Susan Granger’s review of “Passengers” (Columbia Pictures/Sony)
It’s a terrific sci-fi premise: Two passengers on a 120-year journey on the immense, ultra-luxurious spaceship Avalon emerge from their hibernation pods 90 years too early.
Along with 5000 paying passengers and 258 crew, they’re headed for a distant colony on a planet called Homestead II, which offers a ‘promised land’ alternative to “overpopulated, overpriced and overrated Earth.”
After a damaging asteroid strike, Jim Preston (Chris Pratt) emerges from cryogenic sleep. Roaming around, he realizes that he’s the only one awake – with just a genial bartender, an android named Arthur (Michael Sheen), for company.
Jim is a mechanical engineer, so he spends a full year trying to remedy the situation – to no avail.
When he’s almost suicidal with loneliness and desperation, Jim finds another awakened passenger, a beautiful New York writer, Aurora Lane (Jennifer Lawrence). Naturally, a romantic relationship develops but it’s built on a deception which, inevitably, must be revealed.
To tell you the subsequent turns and twists would spoil the suspense.
Existentially written by Jon Spaihts (“Prometheus,” “Dr. Strange” and the upcoming “Mummy”) and helmed by Norwegian director Morten Tyldum (“The Imitation Game”), it’s filled with profound moral and philosophical dilemmas. Indeed, this provocative, character-driven screenplay was featured in the 2007 Blacklist of the “most liked” unmade scripts of the year.
In addition, it’s well-cast with remarkably innovative visual and production design, including an automat-style cafeteria, excellent CGI, and Aurora has a sleek travel wardrobe to-die-for. It’s obviously no coincidence that Aurora is also the name of the title character in Walt Disney’s “Sleeping Beauty.”
Unfortunately, disappointment settles in during the concluding act, which seems to have been adjusted by a focus group that demanded some spectacular action/thriller sequences.

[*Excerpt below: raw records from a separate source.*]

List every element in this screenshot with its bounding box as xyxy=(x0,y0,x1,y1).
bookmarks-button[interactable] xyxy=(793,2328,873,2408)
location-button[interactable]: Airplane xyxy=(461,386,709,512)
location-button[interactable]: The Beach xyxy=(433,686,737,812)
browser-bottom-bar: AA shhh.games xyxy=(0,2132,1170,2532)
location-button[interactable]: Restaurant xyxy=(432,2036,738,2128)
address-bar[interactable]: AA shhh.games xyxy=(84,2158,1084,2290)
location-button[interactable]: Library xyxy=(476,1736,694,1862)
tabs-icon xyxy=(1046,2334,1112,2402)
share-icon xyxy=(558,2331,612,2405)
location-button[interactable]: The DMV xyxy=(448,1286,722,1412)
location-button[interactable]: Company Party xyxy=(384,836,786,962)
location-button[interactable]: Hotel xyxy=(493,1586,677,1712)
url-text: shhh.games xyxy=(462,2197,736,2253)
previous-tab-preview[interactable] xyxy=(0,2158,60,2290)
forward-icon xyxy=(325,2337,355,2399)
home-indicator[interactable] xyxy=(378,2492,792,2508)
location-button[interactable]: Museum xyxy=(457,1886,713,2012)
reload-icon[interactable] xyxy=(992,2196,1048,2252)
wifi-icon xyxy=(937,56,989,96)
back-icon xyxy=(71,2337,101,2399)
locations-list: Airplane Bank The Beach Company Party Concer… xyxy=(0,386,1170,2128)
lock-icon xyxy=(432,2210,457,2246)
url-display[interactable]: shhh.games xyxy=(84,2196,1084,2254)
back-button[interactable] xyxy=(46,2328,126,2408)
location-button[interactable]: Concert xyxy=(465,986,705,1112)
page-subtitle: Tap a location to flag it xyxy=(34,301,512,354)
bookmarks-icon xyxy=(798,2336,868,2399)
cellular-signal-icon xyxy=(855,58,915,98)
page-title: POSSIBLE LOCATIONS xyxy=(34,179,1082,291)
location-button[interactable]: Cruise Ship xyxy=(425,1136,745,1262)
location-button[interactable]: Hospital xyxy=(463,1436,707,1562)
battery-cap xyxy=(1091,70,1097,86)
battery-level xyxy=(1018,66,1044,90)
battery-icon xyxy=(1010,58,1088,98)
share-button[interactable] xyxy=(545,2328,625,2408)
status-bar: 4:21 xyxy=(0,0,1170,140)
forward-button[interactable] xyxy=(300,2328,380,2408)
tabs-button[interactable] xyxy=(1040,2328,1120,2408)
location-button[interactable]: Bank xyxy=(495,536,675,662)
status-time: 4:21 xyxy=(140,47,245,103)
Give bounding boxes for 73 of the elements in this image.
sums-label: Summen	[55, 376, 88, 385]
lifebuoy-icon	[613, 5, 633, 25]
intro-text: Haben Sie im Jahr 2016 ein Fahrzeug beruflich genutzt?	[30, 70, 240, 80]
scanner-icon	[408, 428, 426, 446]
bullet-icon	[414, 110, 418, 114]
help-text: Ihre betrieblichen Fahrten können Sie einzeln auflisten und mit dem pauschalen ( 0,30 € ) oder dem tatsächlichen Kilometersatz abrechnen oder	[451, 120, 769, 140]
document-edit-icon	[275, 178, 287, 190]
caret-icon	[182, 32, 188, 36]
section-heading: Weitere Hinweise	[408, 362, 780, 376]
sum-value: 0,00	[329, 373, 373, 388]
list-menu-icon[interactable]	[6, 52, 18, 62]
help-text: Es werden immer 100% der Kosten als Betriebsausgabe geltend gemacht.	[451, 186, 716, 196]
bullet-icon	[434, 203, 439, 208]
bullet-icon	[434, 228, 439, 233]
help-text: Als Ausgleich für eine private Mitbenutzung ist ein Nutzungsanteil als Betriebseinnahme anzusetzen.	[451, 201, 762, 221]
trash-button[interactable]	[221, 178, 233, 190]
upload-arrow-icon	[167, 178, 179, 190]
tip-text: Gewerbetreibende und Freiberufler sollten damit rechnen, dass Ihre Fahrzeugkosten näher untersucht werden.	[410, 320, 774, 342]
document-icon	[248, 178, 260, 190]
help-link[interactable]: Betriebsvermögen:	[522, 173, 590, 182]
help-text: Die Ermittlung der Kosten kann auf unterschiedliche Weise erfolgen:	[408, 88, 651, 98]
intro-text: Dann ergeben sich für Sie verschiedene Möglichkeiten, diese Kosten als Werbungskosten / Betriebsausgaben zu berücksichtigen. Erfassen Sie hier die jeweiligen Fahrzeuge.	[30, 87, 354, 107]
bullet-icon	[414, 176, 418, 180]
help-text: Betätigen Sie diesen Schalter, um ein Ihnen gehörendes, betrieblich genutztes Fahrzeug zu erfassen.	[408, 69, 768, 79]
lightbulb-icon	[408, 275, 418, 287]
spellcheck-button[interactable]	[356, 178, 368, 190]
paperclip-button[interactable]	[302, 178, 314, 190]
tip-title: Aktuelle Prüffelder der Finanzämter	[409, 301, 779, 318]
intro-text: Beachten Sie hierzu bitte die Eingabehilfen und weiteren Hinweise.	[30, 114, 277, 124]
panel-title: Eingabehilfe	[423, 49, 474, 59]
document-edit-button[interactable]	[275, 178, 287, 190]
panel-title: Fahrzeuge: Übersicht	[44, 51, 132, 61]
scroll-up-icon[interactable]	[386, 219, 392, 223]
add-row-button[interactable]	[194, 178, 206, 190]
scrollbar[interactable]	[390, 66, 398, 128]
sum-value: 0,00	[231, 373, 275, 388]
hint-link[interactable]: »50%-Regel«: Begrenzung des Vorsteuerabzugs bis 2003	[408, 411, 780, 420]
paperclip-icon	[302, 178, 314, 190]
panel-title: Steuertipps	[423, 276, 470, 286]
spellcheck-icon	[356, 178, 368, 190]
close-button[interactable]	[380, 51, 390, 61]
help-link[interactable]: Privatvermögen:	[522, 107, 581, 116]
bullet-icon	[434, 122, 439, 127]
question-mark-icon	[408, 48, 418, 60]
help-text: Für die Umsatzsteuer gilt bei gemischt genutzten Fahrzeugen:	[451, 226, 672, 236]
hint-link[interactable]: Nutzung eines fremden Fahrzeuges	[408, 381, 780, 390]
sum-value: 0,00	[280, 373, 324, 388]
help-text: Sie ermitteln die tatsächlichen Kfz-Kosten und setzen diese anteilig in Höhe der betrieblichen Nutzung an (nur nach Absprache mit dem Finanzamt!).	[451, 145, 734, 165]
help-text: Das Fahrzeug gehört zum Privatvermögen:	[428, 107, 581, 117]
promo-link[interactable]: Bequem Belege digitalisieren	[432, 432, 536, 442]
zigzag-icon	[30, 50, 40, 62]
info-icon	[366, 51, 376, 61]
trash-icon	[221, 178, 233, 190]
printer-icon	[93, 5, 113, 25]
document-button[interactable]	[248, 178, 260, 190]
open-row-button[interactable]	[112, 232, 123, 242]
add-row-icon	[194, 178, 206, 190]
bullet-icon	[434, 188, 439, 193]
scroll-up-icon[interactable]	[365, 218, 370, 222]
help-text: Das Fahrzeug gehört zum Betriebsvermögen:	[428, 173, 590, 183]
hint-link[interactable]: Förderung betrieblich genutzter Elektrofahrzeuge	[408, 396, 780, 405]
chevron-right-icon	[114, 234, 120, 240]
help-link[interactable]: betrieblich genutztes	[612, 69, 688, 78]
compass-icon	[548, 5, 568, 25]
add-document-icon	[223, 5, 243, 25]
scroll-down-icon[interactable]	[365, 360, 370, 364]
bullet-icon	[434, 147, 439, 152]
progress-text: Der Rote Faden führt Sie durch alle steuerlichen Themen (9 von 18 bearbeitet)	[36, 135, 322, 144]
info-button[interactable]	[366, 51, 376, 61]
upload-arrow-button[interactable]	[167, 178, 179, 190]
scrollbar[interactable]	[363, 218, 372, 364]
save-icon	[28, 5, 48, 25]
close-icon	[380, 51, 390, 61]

FYI: Years ago, when Weinstein owned the project, Keanu Reeves was slated to star with Reese Witherspoon, then Rachel McAdams. But that didn’t pan out. So Sony’s Joe Rothman cast likeable, bankable Pratt and Lawrence.
On the Granger Movie Gauge of 1 to 10, “Passengers” is an absorbing 6 that, sadly, squanders its compelling castaway concept.